Tim Cook’s leadership style ‘recreates how Apple employees work and think’


A new profile explores how Apple CEO Tim Cook, with “cautious, cooperative and tactical” leadership, ended up being the Cupertino tech giant in the world’s largest company.

After the death of Steve Jobs in 2011, both Wall Street and Silicon Valley were worried about Apple’s future. But, nine years later, Apple’s revenue and profits have more than doubled and the company’s rating is higher than the GDP of Canada, Russia or Spain.

Those profits were made under Cook’s rod, which Jobs succeeded in August 2011. According to a profile in The Wall Street Journal, the past nine years have seen tech-executive reform Apple look more like itself.

Compared to Jobs’ pronounced commitment to design, Cook is described as much more methodical and focused on finances and social good. Although Apple under Cook has a “more relaxed workplace” environment than Apple under Jobs, employees said Cook is similarly “demanding and detail-oriented.”

The CEO’s attention to detail “causes subversives to enter meetings with grief.” And Cook’s precision has “recreated how Apple employees work and think,” the Journal adds.

“Middle managers today are screening staff for meetings with Mr. Cook to make sure they are knowledgeable. First-timers are advised not to speak.” It’s about protecting your team and protecting it. “You are not wasting his time,” said a longtime lieutenant. added, “people kept crying. “

Another time, Cook was annoyed that Apple was sending 25 computers to South Korea instead of Japan. Although some sources said it looked like a minor accident, Cook warned that “we are losing our business to excellence.”

The executive Apple rarely visits Apple’s design studio, which Jobs visited. At a meeting in 2012 to test an early prototype of Apple Watch, Cook was absent. Sources say such an absence among Jobs could not be unthinkable.

Also unlike Jobs, who thought Apple’s cash was best focused on research and development, Cook is much more willing to give money back to investors. In 2013, Cook had a three-hour dinner with Wall Street investor Carl Icahn that ended with dessert consisting of Apple logo cookies.
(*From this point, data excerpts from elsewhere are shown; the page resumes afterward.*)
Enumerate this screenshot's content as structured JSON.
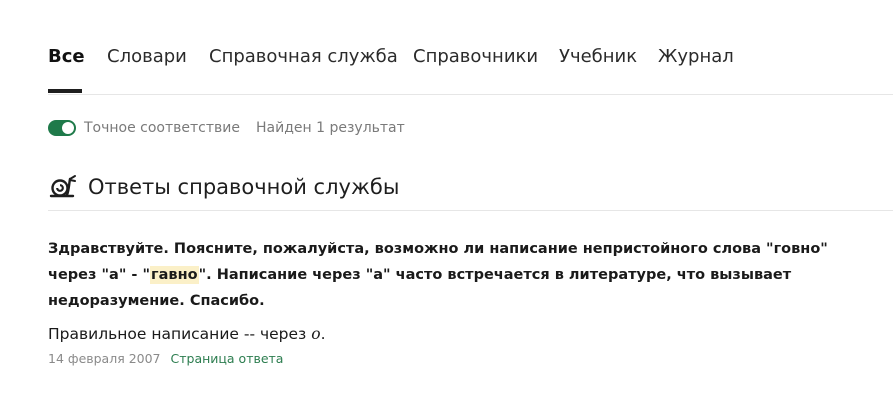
{
  "tabs": [
    {
      "label": "Все",
      "active": true
    },
    {
      "label": "Словари",
      "active": false
    },
    {
      "label": "Справочная служба",
      "active": false
    },
    {
      "label": "Справочники",
      "active": false
    },
    {
      "label": "Учебник",
      "active": false
    },
    {
      "label": "Журнал",
      "active": false
    }
  ],
  "filter": {
    "toggle_label": "Точное соответствие",
    "toggle_on": true,
    "results": "Найден 1 результат"
  },
  "section": {
    "icon": "snail-icon",
    "title": "Ответы справочной службы"
  },
  "question": {
    "text_before": "Здравствуйте. Поясните, пожалуйста, возможно ли написание непристойного слова \"говно\" через \"а\" - \"",
    "highlight": "гавно",
    "text_after": "\". Написание через \"а\" часто встречается в литературе, что вызывает недоразумение. Спасибо."
  },
  "answer": {
    "prefix": "Правильное написание -- через ",
    "letter": "о",
    "suffix": "."
  },
  "meta": {
    "date": "14 февраля 2007",
    "link": "Страница ответа"
  },
  "colors": {
    "accent_green": "#1f7a4a",
    "link_green": "#2c7d4f",
    "highlight": "#fbf0c8"
  }
}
Colleagues and acquaintances associated with the Journal said Cook was a “humble workaholic with a unique commitment to Apple.” Even longtime colleagues rarely socialized with Cook, and former assistants said he did not often share personal events.

Apple declined to set up interviews with Cook as senior executives, but “helped arrange conversations with four callers who they said could speak in areas of interest to Mr. Cook such as environment, education and health.”

Of those four employees, one had never met Cook, and the others who spent a total of a few hours with the CEO.

The evidence of Apple’s shift may be in their products. The company has for the most part failed to release the kind of market-breaking products that Jobs was famous for.

Instead, Apple has dominated accessories that surround the iPhone – including the Apple Watch, AirPods and services like Apple Music. The Apple Watch has outsold all other watches in the world, while AirPods made up more than half of all the headphones sold in 2019.